- "After my first visit to the shattered middle school, I am haunted by what I found in one office: hundreds of file folders containing student psychological examinations complete with social security numbers, addresses, and parent information. I sat and thumbed through them. Many contained detailed histories of physical and sexual abuse, stories of home lives so horrifying I still can't get them out of my head: sibling rape, torture, neglect that defies belief. The detailed reports explained emotional impairments, learning disabilities. There was another box full of IEPs. The dates revealed that many of these students are still in the school system somewhere. I found several of their faces in the 2007 yearbook.

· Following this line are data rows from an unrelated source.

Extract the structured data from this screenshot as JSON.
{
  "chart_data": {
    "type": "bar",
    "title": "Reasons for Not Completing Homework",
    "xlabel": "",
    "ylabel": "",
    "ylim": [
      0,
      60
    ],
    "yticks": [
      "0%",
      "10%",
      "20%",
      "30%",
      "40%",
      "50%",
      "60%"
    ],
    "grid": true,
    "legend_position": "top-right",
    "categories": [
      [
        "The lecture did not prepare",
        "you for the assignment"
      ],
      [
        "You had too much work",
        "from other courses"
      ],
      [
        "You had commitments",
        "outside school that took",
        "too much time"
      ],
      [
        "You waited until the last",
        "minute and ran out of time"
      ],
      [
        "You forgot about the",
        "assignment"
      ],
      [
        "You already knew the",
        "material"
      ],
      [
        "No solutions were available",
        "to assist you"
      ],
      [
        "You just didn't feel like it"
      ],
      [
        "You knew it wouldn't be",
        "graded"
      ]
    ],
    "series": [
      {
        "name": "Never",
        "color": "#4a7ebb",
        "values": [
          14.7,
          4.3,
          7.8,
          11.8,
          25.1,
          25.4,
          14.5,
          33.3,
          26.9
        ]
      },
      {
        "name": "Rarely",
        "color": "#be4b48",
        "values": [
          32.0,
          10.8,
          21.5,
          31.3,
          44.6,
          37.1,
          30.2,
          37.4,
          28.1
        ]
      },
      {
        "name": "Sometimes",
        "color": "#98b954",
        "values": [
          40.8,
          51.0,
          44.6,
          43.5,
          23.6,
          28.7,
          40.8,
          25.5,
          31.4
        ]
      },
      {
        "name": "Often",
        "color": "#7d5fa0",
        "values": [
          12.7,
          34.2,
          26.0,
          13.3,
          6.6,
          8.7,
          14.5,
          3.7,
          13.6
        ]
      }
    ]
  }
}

I spend the next few months trying to track down someone who cares. I send e-mails to the school's former principal, offering to go back and collect these records for her or destroy them. She never responds. I call my mom, a retired special education teacher and erstwhile administrator to determine the extent of malfeasance. Then I call the school district's legal department and leave voice mails warning them of the liability of this gross violation of student privacy. I never receive a response. I track down the school psychologist to some address in Troy. Nothing. It turns out a daily newspaper reported abandoned records like these within many of the 33 schools closed in 2007 and the district did nothing. No one is responsible. Someone else was supposed to destroy them. The company that had been paid to secure the school never did its job."
2 comments:
That is truly horrifying. I suppose I never thought about what happens to records like those when a school (or other business) closes.
I interrupted my husband's football to read him this story. He used to volunteer in an urban school. He said, "You should send this to Fox."